When rubber compositions for clinch, tie gum, bead apex, strip apex are prepared using isoprene-based rubber (NR, IR, L-IR, epoxidized NR) and C10 or C30, etc., these rubbers Even in the composition, E *, tan δ and EB were excellent. Further, the test tires produced by applying to clinch, tie gum, bead apex and strip apex were excellent in durability.

Claims (12)

Including isoprene-based rubber, sulfur and a coumarone indene resin having a softening point of -20 to 45 ° C;
The rubber composition for base treads whose content of the coumarone indene resin is 0.5 to 20 parts by mass with respect to 100 parts by mass of the rubber component. The rubber composition for base treads according to claim 1, comprising carbon black having a nitrogen adsorption specific surface area of 30 to 100 m ² / g. The rubber composition for base treads according to claim 1 or 2, comprising a styrene-butadiene rubber and / or a tin-modified butadiene rubber modified with a compound represented by the following formula (1).
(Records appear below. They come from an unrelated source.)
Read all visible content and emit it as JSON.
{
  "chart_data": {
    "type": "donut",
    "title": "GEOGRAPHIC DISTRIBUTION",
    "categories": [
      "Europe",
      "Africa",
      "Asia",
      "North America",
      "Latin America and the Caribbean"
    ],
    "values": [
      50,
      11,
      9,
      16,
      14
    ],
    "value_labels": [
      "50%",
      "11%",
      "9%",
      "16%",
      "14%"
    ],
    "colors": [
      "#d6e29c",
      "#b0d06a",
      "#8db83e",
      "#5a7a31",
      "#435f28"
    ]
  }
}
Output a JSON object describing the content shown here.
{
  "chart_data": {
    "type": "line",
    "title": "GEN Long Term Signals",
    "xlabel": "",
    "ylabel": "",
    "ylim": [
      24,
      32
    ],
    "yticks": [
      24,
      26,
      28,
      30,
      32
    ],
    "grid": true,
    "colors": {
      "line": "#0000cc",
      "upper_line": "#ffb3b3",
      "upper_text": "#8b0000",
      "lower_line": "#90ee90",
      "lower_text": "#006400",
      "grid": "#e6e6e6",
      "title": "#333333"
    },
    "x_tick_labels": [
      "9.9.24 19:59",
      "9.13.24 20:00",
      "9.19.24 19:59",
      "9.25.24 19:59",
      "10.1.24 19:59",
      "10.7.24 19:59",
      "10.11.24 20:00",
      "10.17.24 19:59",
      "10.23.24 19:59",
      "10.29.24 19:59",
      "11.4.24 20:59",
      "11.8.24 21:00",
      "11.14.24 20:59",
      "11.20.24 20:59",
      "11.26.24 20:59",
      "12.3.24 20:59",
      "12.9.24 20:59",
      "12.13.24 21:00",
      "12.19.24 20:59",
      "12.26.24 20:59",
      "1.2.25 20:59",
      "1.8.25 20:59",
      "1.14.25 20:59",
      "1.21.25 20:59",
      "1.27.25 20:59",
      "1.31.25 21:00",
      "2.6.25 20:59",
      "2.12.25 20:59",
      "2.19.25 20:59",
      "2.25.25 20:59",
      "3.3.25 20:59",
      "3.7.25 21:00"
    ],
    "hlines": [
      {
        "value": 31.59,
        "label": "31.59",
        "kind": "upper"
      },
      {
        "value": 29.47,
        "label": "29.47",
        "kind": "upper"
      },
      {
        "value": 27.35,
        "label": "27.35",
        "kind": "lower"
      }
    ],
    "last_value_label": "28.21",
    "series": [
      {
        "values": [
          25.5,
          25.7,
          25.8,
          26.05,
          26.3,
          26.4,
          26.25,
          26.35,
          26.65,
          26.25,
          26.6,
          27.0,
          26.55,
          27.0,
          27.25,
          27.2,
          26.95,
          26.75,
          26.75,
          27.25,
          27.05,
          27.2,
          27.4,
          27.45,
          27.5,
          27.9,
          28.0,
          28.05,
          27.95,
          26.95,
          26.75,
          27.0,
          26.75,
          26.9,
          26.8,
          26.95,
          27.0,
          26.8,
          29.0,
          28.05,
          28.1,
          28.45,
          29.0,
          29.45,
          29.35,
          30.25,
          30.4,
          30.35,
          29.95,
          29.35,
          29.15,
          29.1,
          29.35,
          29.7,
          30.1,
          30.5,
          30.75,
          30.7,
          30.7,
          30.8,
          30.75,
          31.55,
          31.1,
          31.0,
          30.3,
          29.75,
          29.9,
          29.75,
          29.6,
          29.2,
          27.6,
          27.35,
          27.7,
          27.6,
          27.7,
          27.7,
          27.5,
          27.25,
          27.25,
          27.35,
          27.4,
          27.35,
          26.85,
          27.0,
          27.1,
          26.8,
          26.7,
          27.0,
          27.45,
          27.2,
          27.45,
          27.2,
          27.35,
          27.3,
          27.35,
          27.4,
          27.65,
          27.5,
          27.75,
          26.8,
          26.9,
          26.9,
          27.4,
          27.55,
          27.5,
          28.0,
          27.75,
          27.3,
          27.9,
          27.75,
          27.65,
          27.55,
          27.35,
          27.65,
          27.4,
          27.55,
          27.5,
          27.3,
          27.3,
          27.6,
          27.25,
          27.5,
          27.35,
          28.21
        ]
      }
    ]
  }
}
(Wherein R ¹ , R ² and R ³ are the same or different and each represents an alkyl group, an alkoxy group, a silyloxy group, an acetal group, a carboxyl group, a mercapto group or a derivative thereof. R ⁴ and R ⁵ are (The same or different, and represents a hydrogen atom or an alkyl group. N represents an integer.) The rubber composition for a base tread according to any one of claims 1 to 3, wherein the content of the isoprene-based rubber in 100% by mass of the rubber component is 20 to 90% by mass. The rubber composition for a base tread according to claim 3, wherein the content of butadiene rubber in 100% by mass of the rubber component is 5 to 50% by mass. The rubber composition for base treads according to any one of claims 1 to 5, comprising 10 to 45 parts by mass of silica with respect to 100 parts by mass of the rubber component. The rubber composition for base treads according to any one of claims 1 to 6, comprising 3 to 50 parts by mass of carbon black with respect to 100 parts by mass of the rubber component. The rubber composition for a base tread according to claim 3, wherein the content of the styrene butadiene rubber in 100% by mass of the rubber component is 5 to 30% by mass. Furthermore, the rubber composition for base treads in any one of Claims 1-8 containing the coumarone indene resin of 70-120 degreeC of softening points. The rubber composition for base tread according to any one of claims 1 to 9, wherein a sulfur content is 0.5 to 7 parts by mass with respect to 100 parts by mass of the rubber component. The content of the coumarone indene resin having a softening point of -20 to 45 ° C. is 0.5 to 10 parts by mass and the content of sulfur is 1.3 to 7 parts by mass with respect to 100 parts by mass of the rubber component. The rubber composition for base treads in any one of Claims 1-10. The pneumatic tire which has a base tread produced using the rubber composition in any one of Claims 1-11.